As far my message to all homophobic people you can at least try take baby step
- Stop making jokes about us.
- Stop harassing us.
- Stop teasing us.
- Stop discriminating against us.
- Stop showing us as scary creature on film.
- Stop killing us.
- Stop sexually abusing us.
Is that too much to ask for to be treated as human being with dignity and respect?
For centuries we warriors have fought this battle first as sinner, then as deviant and now as criminal. I am proud of all my struggle for being gay first with myself then with society. I am proud of every tear I have shared. I am proud of the wounds I have received. I am proud of every scar I have received. There is nothing I should be ashamed off. There is nothing that I should hide. This is how I stand, this is how I will stand.
I will live my life as open gay with my freedom. I am out and proud, no more hiding my sexuality.
WHO I LOVE IS NOT YOUR PROBLEM OR YOUR CHOICE
Now I am older I have advice for the others who are currently going through tourture and pain from others: IGNORE them. Their opinion cannot change who you are. This is your life to live, only you know what’s that truly means.

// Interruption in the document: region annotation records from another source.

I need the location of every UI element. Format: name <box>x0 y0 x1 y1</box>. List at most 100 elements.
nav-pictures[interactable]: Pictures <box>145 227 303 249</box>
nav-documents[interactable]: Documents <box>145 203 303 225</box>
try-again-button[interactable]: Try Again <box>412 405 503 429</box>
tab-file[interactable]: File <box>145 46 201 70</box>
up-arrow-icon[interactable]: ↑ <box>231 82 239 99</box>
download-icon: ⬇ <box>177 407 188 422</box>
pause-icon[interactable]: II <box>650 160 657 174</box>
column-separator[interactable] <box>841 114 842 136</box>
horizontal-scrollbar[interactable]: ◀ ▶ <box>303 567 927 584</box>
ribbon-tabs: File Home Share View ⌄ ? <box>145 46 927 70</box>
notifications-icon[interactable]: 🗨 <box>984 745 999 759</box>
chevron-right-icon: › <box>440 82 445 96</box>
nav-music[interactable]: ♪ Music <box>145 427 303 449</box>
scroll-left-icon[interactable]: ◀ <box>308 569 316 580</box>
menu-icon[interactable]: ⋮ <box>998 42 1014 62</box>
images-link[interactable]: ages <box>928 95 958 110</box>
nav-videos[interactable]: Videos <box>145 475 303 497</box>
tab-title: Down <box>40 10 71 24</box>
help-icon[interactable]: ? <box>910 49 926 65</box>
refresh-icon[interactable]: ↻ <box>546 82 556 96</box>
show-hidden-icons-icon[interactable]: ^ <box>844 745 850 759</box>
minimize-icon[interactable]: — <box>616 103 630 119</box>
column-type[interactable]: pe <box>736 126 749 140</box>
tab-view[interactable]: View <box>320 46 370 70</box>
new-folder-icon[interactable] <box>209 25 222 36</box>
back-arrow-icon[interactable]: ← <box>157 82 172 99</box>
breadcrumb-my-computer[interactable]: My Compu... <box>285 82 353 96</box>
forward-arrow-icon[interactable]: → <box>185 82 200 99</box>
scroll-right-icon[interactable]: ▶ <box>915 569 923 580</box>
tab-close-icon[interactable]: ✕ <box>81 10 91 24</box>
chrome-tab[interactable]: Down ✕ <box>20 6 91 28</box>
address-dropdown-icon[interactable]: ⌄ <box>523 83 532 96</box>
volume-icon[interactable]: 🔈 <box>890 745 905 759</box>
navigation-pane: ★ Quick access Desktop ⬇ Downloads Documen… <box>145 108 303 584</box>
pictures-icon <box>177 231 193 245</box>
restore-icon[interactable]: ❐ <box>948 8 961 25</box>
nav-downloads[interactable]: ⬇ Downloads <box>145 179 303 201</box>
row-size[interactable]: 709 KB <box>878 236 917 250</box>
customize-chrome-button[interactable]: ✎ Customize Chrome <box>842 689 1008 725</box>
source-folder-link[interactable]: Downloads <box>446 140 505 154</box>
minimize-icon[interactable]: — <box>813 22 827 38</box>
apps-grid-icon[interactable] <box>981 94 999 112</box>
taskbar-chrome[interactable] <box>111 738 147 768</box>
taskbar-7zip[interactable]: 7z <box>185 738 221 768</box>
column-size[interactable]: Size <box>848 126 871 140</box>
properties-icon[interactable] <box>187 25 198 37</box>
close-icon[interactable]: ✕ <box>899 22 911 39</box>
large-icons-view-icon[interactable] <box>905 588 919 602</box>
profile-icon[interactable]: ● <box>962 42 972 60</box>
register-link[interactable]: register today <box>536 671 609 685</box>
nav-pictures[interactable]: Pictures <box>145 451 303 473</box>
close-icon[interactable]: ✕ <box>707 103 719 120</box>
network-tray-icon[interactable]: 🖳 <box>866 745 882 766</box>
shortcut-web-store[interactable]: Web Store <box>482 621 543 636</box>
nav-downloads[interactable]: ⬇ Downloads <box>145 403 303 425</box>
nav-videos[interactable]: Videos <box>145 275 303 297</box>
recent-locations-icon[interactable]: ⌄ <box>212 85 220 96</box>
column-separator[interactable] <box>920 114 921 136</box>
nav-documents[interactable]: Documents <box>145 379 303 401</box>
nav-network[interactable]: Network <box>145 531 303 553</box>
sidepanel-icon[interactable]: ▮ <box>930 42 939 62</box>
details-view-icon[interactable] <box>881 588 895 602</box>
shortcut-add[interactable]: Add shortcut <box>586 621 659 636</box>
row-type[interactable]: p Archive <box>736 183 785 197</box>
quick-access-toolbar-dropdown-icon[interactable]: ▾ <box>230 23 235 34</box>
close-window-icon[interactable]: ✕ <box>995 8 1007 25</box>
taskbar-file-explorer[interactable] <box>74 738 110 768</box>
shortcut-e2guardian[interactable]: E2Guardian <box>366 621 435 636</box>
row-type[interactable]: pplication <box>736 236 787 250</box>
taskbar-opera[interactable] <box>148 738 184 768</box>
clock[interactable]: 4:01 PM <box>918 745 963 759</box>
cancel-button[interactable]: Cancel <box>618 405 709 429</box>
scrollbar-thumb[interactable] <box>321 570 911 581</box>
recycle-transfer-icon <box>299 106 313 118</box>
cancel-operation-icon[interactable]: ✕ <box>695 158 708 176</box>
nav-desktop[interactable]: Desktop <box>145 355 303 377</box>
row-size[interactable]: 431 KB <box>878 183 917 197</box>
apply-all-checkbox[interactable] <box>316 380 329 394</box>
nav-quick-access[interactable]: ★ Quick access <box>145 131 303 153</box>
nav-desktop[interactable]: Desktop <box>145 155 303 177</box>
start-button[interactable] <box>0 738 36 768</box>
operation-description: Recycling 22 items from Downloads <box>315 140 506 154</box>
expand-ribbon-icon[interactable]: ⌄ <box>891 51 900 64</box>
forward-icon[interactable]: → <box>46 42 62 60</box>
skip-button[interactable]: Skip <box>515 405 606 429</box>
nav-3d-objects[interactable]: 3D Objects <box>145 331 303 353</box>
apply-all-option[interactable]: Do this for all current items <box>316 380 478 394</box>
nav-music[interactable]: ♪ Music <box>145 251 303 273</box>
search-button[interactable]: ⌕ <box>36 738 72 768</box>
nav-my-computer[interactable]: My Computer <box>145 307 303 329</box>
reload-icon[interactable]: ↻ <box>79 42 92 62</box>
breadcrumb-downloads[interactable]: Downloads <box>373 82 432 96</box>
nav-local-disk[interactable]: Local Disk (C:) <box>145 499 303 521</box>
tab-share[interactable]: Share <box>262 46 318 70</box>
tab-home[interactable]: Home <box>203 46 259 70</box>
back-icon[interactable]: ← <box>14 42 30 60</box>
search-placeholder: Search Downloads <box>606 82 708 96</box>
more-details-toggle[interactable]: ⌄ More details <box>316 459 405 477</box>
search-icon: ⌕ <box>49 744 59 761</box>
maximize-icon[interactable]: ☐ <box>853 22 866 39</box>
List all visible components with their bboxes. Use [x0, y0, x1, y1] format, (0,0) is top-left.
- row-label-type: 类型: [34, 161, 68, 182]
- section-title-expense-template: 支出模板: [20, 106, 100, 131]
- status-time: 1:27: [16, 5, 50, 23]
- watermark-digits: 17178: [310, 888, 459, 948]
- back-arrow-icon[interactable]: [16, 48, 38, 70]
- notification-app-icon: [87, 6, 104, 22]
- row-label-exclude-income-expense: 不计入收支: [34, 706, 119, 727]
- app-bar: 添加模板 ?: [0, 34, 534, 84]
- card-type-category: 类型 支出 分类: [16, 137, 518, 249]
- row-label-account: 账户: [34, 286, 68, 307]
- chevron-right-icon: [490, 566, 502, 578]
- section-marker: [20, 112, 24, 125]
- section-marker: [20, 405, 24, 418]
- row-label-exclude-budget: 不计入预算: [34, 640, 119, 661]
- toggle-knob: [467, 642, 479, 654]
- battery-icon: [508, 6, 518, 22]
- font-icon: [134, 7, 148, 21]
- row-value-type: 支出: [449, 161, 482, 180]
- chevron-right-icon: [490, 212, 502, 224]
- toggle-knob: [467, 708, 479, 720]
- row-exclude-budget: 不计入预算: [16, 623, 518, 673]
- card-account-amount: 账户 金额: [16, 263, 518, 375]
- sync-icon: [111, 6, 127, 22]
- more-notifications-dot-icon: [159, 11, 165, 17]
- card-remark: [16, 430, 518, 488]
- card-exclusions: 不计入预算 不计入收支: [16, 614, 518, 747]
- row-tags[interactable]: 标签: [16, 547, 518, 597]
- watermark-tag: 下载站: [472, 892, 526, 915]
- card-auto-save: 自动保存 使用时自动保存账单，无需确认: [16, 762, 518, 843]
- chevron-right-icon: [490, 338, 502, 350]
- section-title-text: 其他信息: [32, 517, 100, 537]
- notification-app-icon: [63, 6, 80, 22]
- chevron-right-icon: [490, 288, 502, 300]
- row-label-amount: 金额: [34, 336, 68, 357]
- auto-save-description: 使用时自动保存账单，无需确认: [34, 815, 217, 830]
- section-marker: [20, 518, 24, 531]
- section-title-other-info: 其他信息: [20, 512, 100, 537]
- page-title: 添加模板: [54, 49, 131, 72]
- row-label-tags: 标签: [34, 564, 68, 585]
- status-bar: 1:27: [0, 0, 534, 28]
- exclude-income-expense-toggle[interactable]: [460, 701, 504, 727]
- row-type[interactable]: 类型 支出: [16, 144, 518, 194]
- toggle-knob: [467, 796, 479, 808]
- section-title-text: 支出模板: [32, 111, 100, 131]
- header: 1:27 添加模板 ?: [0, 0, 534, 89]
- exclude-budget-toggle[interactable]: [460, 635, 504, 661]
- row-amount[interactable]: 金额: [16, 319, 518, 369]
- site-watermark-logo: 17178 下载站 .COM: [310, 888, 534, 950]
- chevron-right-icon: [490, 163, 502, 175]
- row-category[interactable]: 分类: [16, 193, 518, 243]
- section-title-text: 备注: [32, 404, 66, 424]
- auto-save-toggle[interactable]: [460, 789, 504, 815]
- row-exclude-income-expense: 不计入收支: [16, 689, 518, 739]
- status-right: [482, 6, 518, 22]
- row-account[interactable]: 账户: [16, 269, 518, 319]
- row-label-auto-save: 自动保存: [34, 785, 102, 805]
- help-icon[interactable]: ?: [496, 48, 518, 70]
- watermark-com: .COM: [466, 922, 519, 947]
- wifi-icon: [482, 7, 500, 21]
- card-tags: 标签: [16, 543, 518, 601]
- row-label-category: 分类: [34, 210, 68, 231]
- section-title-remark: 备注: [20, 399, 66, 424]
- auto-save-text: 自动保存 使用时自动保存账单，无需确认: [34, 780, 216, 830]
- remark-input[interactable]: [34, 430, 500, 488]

There is nothing wrong with you, you are beautiful, wanted, perfect just the way you are.
To this I am still afraid of people not accepting me or my fellow LGBTQ+ friends that I would not even consider my family. But if you have family members and friends that don’t accept you I hope you know that the LGBTQ+ community will accept you, LGBTQ+ community is here to support you and love you. I am here for you, we are here to hold you to keep your head held high and help you getting confident who you are.
I hope we can all work together to overcome this suicidal conflict and help change the world for better. I hope we can all get further involved to put more equality and equitable future for all LGBTQI+ members. I want to help others realise that religion can indeed coexist with different sexuality and gender identities.
LGBTQI+ people shouldn’t be viewed as unnatural. I would like to increase visibility for bisexual, transgender, pan sexual family members so they feel more seen and included.